Architect behind five-storey adaptable extension

The Core Visual

Hawkins Brown has been picked to design an extension for the Evelina London Children’s Hospital in central London.

The scheme is part of a £250m expansion plan which the Lambeth hospital is rolling out with contractor Morgan Sindall.

The architect is working with Bouygues’ development arm Linkcity which was named preferred developer of the so-called Triangle site near the Thames.

The five-storey building is part of a wider revamp of the complex by Guy’s and St Thomas’ NHS Foundation Trust.
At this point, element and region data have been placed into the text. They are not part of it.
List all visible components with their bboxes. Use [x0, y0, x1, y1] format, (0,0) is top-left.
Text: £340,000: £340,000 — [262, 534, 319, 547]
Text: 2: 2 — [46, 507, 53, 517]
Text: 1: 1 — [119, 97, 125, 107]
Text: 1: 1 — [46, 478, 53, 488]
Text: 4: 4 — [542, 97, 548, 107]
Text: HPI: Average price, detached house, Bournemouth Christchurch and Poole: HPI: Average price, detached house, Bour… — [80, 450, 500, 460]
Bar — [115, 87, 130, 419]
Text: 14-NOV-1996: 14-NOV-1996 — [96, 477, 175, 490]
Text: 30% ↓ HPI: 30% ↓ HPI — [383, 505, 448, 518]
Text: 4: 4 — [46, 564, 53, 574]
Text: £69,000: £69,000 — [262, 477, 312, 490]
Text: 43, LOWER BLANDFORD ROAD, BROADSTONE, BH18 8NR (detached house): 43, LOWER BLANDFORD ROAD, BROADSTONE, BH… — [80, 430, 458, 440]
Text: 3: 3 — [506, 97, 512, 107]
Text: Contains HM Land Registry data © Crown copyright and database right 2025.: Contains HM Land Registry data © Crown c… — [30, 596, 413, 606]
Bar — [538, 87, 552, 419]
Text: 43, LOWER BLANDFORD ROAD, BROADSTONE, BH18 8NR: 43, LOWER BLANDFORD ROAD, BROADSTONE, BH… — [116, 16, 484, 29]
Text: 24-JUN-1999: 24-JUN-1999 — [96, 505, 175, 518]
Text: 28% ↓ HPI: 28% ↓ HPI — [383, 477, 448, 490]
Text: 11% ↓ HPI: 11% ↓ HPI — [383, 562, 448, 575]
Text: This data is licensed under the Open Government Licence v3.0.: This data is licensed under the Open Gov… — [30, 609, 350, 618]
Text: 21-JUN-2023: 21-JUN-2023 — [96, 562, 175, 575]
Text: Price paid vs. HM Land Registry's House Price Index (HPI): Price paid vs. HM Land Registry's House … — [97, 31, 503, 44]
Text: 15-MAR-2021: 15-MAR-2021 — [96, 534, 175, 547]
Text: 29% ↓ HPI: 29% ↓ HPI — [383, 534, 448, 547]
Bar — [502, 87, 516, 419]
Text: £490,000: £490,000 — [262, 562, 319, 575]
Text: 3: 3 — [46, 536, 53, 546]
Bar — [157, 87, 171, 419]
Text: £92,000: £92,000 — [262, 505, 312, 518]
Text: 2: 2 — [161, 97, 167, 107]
Other plans include an outpatients building.

NBBJ is the architect advising the trust.

The Evelina opened next to St Thomas’ - where the prime minister was recently nursed back to health - in 2006 in a part-passively ventilated building designed by Hopkins which was shortlisted for the Stirling Prize. The £60m facility was caught up in controversy when patients and their families complained that temperatures inside hit 32C in the summer. The following year it was fitted with a rooftop chiller unit.

The Triangle campus will include research and teaching facilities, surgical theatres and imaging suites for children and young people from across south London and south-east England. 

Adaptability over time was a key driver, said the trust which also said the project would create significant opportunities for the advancement of innovation in treatments and technologies.

The project will provide increased capacity for the existing children’s hospital by delivering a generic shell-and-core building that enables fit-out flexibility for healthcare and potentially co-located complementary research and teaching facilities.